You may end up not being able to retire when you want to because unexpected things do happen. But a retirement plan, and meaningful steps towards making that plan become a reality, will put you ahead of the curve. Even if you did not fulfill your dreams and goals like vacating the middle class when you had hoped to, you will one day be able to.
Saying that you are going to stop eating out so much is one thing. Getting some recipe cards and cooking meals at home for a week is a step in the right direction. But you have to keep with the program to see long-term results.
When things get hard, keep making payments towards your debts. Keep up with your regular savings plan. Keep shaving money off of your monthly expenses so that you can plan for the future. Stick with your goals so that one day, you can start seeing meaningful results and eventually escape the middle class.
Spending $5 a day on one gourmet coffee cup is an effortless thing to do when you are surrounded by people who also pay $5 a day on one gourmet coffee cup. But when you start spending time with people committed to financial freedom, so much so that they are willing to brew their own coffee at home, then making those changes and sticking with them becomes more manageable.
Look for people who have similar goals as you, and make those people part of your life. Maybe you have a sibling or relative who is also trying to reduce monthly expenditures and start planning for the future. Make those people part of your inner circle. They will provide accountability and help you get to where you want to go.

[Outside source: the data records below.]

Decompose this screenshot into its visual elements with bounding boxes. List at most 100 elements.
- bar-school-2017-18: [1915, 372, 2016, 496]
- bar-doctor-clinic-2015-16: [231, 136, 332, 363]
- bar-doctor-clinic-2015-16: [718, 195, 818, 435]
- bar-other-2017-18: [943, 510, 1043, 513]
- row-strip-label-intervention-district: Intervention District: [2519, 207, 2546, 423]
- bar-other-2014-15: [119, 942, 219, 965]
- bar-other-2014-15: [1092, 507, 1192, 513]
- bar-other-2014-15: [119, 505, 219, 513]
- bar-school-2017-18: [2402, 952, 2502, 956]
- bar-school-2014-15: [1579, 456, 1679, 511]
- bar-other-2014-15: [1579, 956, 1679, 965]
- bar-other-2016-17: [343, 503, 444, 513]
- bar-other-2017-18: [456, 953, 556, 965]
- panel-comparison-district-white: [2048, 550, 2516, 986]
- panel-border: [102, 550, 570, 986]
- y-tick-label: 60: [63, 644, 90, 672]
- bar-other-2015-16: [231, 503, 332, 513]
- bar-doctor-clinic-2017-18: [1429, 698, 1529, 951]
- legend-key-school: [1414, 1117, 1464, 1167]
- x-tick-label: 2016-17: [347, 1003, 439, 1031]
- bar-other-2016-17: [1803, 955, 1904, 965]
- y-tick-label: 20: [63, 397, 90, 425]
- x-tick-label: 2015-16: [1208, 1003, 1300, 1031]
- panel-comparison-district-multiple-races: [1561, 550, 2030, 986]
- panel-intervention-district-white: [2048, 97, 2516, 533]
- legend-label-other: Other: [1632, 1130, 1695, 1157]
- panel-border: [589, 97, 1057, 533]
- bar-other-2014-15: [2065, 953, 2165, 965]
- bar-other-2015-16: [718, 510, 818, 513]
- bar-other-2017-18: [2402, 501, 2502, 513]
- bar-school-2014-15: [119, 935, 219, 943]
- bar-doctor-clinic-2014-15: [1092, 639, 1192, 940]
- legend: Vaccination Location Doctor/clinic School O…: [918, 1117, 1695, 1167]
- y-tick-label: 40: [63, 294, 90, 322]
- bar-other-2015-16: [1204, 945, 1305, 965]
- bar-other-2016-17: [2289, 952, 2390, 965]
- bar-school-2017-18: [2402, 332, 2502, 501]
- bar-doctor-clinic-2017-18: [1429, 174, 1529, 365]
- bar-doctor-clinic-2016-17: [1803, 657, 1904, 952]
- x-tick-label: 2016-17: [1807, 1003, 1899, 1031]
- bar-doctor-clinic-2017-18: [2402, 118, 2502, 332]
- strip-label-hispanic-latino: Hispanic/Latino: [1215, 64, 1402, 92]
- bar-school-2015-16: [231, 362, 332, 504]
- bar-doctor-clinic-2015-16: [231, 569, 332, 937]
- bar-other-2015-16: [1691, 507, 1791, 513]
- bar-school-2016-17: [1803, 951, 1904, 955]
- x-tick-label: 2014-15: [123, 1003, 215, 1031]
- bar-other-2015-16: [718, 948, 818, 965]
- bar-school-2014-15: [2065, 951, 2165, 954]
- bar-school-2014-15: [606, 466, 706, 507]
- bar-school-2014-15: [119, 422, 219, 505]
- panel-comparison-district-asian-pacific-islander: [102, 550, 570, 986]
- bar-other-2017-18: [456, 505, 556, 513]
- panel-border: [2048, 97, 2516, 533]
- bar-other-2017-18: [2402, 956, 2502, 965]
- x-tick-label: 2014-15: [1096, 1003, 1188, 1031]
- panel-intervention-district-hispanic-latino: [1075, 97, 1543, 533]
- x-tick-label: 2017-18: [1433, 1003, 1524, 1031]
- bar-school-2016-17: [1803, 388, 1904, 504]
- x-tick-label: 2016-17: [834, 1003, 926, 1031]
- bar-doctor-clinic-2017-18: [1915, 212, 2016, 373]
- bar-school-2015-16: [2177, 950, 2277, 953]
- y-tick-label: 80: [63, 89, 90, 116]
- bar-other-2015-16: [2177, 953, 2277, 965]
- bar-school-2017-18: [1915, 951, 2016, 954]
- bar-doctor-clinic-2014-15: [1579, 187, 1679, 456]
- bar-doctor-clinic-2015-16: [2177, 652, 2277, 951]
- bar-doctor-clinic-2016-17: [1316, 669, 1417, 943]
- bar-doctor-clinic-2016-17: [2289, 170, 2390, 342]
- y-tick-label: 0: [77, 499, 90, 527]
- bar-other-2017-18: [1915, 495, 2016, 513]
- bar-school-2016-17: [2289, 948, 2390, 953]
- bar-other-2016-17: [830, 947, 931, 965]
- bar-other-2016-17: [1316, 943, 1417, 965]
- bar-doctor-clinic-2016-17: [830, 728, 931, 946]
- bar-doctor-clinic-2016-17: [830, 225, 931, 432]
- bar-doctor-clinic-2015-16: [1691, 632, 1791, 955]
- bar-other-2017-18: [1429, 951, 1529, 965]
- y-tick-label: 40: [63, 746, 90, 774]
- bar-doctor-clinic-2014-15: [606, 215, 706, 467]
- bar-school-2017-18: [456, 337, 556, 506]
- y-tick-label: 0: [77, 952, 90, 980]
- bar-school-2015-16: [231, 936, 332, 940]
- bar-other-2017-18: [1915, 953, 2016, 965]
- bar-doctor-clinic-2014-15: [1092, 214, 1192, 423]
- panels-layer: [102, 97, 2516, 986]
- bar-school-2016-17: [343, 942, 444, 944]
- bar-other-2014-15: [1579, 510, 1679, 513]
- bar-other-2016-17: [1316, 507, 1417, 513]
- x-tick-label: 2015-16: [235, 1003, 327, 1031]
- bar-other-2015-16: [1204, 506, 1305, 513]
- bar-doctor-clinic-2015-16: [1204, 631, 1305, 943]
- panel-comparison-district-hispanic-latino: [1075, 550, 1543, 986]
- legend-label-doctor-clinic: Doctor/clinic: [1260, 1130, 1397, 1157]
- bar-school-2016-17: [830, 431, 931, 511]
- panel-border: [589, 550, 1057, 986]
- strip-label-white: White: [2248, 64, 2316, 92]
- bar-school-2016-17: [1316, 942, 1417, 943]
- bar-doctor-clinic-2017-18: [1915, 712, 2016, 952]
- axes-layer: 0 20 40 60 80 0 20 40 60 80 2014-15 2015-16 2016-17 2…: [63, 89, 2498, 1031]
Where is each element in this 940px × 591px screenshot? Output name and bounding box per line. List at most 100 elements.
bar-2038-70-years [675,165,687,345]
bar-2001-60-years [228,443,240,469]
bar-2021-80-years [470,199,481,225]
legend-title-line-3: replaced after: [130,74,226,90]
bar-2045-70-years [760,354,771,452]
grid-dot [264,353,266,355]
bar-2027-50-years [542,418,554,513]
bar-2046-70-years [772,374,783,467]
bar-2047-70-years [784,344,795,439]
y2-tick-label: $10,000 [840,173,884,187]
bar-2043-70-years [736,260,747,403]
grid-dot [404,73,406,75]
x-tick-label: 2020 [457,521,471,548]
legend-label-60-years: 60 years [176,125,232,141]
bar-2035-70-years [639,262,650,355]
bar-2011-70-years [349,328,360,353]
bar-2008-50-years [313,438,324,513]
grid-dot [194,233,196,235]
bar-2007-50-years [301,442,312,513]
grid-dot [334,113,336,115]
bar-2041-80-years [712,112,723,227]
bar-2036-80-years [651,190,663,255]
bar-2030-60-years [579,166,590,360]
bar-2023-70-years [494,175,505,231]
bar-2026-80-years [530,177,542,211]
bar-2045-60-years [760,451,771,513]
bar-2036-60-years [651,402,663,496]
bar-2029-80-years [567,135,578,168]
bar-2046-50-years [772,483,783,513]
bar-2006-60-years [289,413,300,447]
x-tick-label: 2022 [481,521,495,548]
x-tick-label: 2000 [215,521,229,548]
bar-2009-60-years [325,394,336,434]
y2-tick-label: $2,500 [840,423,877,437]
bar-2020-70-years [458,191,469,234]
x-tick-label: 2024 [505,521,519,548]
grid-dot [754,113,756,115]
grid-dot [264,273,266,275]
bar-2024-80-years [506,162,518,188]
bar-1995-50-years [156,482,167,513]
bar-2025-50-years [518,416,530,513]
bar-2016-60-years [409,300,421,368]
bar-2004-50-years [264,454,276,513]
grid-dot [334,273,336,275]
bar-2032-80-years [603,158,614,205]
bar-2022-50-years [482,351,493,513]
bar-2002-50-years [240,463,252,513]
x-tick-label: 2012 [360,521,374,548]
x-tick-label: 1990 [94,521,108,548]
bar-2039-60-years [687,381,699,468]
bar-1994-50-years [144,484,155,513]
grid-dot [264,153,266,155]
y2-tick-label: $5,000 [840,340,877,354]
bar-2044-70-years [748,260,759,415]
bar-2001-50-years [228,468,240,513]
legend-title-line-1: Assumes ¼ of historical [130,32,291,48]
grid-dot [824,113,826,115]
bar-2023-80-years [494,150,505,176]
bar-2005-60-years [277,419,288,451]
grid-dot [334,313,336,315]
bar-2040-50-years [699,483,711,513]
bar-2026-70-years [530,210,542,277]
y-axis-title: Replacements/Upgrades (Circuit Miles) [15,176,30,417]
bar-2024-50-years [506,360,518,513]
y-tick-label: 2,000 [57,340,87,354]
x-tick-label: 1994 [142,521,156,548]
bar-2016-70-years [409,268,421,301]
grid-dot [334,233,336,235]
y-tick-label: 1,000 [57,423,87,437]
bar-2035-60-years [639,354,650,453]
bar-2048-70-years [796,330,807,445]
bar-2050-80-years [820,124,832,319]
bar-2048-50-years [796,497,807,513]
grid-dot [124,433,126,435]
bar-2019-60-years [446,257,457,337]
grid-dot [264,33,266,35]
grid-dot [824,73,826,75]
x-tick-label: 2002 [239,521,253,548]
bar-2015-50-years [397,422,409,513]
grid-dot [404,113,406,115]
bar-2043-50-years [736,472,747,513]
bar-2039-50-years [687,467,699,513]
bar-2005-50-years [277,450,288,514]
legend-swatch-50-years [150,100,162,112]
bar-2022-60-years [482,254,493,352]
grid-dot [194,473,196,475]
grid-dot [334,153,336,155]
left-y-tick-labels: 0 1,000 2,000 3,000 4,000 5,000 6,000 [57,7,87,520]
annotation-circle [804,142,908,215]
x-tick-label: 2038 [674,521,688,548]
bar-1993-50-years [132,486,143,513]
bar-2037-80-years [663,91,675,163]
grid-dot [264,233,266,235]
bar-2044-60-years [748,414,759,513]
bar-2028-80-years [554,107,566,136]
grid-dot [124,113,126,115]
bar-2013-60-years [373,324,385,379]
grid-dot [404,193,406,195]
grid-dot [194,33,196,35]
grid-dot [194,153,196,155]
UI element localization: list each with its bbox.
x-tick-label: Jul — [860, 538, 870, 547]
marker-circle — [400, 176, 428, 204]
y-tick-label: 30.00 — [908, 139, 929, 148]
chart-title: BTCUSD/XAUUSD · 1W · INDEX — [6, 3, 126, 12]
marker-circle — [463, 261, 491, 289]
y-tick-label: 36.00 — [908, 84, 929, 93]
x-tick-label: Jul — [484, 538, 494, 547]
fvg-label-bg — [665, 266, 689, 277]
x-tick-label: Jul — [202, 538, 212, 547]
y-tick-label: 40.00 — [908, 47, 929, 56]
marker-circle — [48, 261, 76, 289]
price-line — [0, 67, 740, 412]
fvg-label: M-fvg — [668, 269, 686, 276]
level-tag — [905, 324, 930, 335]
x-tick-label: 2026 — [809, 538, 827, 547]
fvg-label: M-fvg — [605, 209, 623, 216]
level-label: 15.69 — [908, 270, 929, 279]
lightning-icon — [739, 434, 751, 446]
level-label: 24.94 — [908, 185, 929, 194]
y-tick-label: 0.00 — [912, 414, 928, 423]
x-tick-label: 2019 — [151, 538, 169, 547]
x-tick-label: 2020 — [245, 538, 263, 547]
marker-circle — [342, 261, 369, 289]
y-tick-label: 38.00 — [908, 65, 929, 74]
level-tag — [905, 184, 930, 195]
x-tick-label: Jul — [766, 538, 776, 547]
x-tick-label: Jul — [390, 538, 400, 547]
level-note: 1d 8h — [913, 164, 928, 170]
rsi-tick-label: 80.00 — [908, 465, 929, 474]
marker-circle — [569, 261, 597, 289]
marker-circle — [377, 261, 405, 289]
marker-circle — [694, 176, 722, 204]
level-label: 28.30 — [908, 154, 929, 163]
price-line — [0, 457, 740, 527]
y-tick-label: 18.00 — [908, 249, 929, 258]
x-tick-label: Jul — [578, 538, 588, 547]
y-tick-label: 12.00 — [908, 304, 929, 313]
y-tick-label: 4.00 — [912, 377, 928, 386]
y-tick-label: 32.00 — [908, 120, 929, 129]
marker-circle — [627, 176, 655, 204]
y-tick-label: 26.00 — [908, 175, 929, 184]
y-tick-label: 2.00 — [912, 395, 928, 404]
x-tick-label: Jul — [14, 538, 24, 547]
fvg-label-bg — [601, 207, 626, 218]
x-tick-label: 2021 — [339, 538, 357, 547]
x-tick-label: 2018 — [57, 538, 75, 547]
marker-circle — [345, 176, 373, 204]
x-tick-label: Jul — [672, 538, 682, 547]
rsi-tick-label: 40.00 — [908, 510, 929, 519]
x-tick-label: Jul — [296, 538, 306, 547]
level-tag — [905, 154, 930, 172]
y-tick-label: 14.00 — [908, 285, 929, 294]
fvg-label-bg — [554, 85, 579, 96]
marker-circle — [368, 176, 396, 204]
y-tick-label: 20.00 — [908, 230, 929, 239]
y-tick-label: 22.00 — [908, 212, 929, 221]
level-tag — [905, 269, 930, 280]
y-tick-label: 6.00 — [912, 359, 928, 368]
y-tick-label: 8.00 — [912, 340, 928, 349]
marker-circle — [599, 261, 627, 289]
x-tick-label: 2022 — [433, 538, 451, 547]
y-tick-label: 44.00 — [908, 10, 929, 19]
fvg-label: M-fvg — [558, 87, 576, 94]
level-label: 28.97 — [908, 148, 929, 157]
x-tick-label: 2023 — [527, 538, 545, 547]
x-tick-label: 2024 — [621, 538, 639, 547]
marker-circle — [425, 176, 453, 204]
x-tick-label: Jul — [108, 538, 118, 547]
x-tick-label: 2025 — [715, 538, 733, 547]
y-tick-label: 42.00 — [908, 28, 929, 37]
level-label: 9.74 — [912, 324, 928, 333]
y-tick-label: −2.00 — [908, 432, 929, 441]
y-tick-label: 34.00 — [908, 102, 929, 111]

Again, making a budget and planning your financial future to escape the middle class, at its heart, is really about values and prioritizing the most critical things in your life. If being able to get out and spend time with friends is essential to you, make that part of your financial plan. Perhaps traveling and seeing the world is important, so plan a budget that allows you to continue doing so.
If you don’t care about being able to make regular visits to Disneyland, then don’t bother making those kinds of things part of your financial planning. Stick with what is important to you, and then you are more likely to stick with the program. When you have your own plan laid out, you can begin to build towards leaving the middle class.
In keeping with your values, give to charities and programs that bring you joy. Giving away part of your income is about more than being able to get a tax deduction at the end of the year; it is about using your money in a way that is particularly meaningful to you. That way, you can get more joy and fulfillment out of your financial plan.
Maybe there is a local charity that you believe in, like a nearby chapter of Big Brothers and Big Sisters of America. If you cannot commit to making regular financial gifts, look for other ways to give, such as becoming a mentor to one of the children in its program. Or maybe volunteer at your local food bank or senior center. Because remember, your finances are really about your values, so make sure that you keep the most critical things central.